Because there is a natural ordering of the levels, this chart would allow us to lump categories together mentally. For instance, we can easily see that approximately 40% of the respondents replied that their education level is less than a Bachelors degree.

  1. Rename the variable In.general..is.itrude.to.bring.a.baby.on.a.plane. to baby.on.plane.. How many levels does the variable baby.on.plane have, and what are these levels? Rename the level labeled "" to “Not answered”. Reorder the levels of baby.on.plane from least rude to most rude. Put the level “Not answered” last. Draw a barchart of variable baby.on.plane.

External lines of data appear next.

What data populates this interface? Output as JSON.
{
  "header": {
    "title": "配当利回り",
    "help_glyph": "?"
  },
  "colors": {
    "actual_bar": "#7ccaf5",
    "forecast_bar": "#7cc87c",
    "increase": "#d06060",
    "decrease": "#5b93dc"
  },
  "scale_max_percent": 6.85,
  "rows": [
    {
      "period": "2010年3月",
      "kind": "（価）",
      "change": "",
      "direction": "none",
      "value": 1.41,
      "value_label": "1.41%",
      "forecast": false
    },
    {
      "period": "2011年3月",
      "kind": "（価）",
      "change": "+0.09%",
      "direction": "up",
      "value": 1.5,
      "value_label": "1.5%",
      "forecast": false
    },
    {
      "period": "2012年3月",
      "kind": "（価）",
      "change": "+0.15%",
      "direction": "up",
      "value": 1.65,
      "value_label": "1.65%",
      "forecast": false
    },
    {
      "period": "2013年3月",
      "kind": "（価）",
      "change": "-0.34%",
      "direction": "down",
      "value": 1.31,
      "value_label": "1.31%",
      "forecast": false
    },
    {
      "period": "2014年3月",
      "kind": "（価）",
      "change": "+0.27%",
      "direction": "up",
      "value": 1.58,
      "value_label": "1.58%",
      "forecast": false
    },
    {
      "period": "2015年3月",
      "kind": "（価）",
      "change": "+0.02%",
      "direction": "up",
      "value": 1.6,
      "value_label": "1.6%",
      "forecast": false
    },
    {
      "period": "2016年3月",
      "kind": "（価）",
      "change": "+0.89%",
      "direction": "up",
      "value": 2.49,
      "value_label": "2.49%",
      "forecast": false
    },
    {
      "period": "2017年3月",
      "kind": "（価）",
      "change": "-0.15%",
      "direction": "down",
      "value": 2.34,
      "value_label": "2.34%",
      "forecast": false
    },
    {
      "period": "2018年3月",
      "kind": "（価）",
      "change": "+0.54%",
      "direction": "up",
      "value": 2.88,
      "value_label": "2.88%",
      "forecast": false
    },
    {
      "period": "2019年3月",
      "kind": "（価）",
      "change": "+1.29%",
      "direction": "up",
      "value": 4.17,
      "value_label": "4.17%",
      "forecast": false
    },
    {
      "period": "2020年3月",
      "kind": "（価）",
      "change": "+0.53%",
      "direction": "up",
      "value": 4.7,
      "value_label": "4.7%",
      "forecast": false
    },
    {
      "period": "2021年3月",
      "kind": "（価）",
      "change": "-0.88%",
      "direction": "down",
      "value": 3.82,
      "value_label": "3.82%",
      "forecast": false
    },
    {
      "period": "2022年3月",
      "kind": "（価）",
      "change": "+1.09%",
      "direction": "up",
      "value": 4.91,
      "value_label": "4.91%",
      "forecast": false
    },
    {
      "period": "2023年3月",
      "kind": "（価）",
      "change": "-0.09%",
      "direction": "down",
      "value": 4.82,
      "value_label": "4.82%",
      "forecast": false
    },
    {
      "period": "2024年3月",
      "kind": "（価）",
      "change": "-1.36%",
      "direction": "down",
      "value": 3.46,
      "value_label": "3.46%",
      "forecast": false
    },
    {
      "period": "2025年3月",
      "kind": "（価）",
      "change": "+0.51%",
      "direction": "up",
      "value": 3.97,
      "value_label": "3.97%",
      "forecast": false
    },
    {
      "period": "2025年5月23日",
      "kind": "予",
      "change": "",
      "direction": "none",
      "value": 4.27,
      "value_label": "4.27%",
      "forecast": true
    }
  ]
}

Interpret the result.
names(fly)[19] <- "baby.on.plane."
levels(fly$`baby.on.plane.`)[1] <- "Not answered"
fly$`baby.on.plane.` <- forcats::fct_relevel(fly$`baby.on.plane.`, "No, not at all rude", "Yes, somewhat rude", "Yes, very rude", "Not answered")
ggplot(fly) + geom_bar(aes(x = `baby.on.plane.`))

Only a small number of respondents consider it somewhat rude to bring a baby on a plane and an even smaller number consider it to be very rude.

  1. Investigate the relationship between gender and the variables Do.you.have.any.children.under.18. and baby.on.plane. How is the attitude towards babies on planes shaped by gender and having children under 18? Find a plot that summarises your findings (use ggplot2).
levels(fly$`Do.you.have.any.children.under.18.`)[1] <- NA
levels(fly$Gender)[1] <- NA

ggplot(fly) + geom_bar(aes(x = Gender, fill = `baby.on.plane.`), position = "fill") + facet_grid(~`Do.you.have.any.children.under.18.`) 

It seems that those with children under 18 are less likely to be bothered by a baby on a plane. Additionally, whether or not the respondent had a child under 18 or not, if the respondent was a female, they were less likely to be bothered by a baby on a plane.